From the Dallas Business Journal, September 3, 2010
Recent unemployment statistics show hiring trends continue to be weak, while the Conference Board’s consumer confidence indicator plummeted at the beginning of the summer after three consecutive months of gains.
Not surprisingly, that private research group’s findings point to concerns about jobs as greatly affecting consumer confidence. American workers are worried about finding jobs, yet I’m thinking about keeping jobs.
As the president of a small business, I have witnessed behavior that is incongruent with keeping a job. I am concerned at the lack of personal responsibility in today’s workplace. Too frequently, I encounter an attitude of entitlement, an expectation that everything is owed to the individual with little regard of the consequences to the organization, and a lack of dedication to doing the job right.
The relationship between employer and employee has changed. The U.S. workplace was once a place where people were guaranteed a job for life along with health care benefits and a pension. The company provided on-the-job training and determined a career path for employees. In the past couple of decades, increased international and domestic competition has made paternalistic employment an anachronism. The private sector has cut defined pension plans and jobs to survive in a global economy.
This changes the game for employees, increasing the probability that they will work for multiple companies and therefore assume the responsibility for their career management and retirement.
We were supposed to begin to learn about the notion of personal responsibility as children, although for many of us this lesson was either overlooked or forgotten. When it comes to the direction of our careers, too often we want to hand the decision-making to our employer, relying on our management to provide training, grant new assignments or push careers in a different direction.
Here’s the bottom line: Your employer, government, family, church or friends can’t solve the complex, protracted career issues we all face, such as how many jobs — or even careers — you have until you retire. Indeed, will you be able to retire? When?

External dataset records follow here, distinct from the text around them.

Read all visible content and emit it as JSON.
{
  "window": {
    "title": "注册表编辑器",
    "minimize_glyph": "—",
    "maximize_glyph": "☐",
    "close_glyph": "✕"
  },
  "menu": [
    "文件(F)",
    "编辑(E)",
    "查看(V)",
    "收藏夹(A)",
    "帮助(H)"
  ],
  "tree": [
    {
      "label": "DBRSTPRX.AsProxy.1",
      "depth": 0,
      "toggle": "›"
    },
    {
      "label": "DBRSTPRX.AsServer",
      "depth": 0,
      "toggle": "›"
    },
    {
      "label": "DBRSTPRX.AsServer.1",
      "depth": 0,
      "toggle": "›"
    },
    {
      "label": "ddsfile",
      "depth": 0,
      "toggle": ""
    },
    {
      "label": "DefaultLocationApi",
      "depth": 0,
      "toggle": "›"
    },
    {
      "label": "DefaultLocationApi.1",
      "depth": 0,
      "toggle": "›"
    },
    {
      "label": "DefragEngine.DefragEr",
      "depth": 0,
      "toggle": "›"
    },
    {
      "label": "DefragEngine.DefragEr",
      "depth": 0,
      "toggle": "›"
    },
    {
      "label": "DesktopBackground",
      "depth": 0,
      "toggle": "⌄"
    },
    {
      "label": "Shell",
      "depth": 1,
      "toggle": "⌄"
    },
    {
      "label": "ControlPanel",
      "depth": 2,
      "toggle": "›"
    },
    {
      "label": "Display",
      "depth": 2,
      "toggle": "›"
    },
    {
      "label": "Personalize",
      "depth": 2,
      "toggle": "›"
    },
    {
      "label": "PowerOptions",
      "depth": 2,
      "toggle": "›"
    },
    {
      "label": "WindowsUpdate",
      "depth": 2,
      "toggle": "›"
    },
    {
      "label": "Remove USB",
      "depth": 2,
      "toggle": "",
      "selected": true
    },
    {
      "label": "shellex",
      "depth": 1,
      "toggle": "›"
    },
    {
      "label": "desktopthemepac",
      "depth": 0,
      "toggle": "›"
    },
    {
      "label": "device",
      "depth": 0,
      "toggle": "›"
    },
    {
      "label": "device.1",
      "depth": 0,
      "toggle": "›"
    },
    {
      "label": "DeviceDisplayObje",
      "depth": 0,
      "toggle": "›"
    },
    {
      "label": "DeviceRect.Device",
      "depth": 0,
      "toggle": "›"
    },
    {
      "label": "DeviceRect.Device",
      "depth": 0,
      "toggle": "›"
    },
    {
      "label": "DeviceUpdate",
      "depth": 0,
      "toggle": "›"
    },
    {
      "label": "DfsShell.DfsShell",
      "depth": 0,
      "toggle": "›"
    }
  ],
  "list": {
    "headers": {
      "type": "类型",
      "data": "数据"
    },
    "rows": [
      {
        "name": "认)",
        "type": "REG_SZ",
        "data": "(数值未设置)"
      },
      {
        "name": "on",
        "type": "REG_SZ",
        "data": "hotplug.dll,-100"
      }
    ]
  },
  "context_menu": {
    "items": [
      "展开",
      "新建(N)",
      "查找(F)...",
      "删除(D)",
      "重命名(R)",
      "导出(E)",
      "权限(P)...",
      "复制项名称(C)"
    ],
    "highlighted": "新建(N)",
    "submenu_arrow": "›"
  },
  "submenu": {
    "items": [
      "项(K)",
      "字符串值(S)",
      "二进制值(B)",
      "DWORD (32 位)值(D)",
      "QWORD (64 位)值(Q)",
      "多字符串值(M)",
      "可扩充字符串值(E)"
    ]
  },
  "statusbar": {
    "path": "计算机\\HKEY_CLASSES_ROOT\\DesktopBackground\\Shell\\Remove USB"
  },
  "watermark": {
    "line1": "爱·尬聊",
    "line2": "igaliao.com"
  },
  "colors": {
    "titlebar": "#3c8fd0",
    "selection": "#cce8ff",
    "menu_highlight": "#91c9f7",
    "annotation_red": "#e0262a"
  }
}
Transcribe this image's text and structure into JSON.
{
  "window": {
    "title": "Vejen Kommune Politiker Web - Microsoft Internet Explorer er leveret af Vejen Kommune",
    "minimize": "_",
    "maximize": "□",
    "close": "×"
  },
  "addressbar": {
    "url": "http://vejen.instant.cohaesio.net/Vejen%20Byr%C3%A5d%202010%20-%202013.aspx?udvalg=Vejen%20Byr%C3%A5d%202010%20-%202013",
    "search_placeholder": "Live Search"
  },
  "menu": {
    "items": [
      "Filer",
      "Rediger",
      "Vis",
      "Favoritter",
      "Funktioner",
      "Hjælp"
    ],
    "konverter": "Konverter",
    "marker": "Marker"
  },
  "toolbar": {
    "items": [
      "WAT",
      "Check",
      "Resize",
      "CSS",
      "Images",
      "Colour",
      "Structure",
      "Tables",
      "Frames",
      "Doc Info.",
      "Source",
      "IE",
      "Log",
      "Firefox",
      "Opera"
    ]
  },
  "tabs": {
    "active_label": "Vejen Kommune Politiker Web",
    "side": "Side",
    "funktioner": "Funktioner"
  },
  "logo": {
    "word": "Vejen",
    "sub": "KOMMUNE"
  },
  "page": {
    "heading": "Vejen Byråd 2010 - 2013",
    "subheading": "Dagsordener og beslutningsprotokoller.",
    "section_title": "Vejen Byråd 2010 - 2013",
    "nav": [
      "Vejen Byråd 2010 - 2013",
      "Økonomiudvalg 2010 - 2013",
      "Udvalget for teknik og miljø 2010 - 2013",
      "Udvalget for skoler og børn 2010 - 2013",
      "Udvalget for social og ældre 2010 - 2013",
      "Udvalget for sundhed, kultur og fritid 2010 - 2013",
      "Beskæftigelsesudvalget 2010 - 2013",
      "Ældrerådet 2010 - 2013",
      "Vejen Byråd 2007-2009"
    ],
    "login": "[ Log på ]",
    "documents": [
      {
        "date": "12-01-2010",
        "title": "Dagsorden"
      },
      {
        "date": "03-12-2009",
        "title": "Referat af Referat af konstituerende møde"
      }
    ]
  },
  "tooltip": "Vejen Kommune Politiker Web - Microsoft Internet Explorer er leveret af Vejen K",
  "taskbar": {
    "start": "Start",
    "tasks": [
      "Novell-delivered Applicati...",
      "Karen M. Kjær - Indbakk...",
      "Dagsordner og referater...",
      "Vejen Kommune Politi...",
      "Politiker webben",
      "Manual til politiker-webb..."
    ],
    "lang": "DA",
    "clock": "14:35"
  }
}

You can get some assistance along the way, but in the end you must become the master of your fate.
Perhaps we resist the responsibility to control our own destinies because we are afraid of the unknown and don’t want to get out of our comfort zones. We like the expected. Repetition and comfort are the order of the day, especially when we can get paid for it.
Complacency, though, can kill a job and derail a career. If our instincts were tuned to self-preservation, they would direct us toward change and evolution with our careers and not to cling to what we did yesterday.
To be productive workers in a global economy, we must distrust the status quo and embrace change. Fortunately, there are things we can do to prevent ourselves from becoming anachronisms within our own careers.
Perhaps the biggest adjustment is that of attitude. An entrepreneurial outlook is the key. Take personal responsibility for your own success; define it and work toward it. Think of ways to make yourself more valuable to your employer by identifying a way to add value and then make it happen.
It’s important that we become life-long learners on the job. Get additional training on your own to acquire new skills and keep your brain nimble. Discover new ways to do things. Be curious, ask questions. And read — consider trading in that best-seller for a book about your industry or global economics.
Finally, understand that our world is more complex and nuanced than at any other time. Answers aren’t easy. There are trade-offs to everything. However, an informed and educated mind is perhaps the best tool we have to navigate into the unknown.
Many reading this may think the case is overstated. Perhaps they believe economic recovery has taken hold and employment will soon be more secure. Others may point to the high unemployment rates, continued stock market volatility and the European debt crisis as evidence that happy days aren’t here again.
The old joke states that a recession is when your neighbor is out of work, while a depression is when you are out of work.
Regardless of whether you see the economy as recovering or sputtering, one thing is clear — there has never been a better or more critical time to assume personal responsibility for your own career.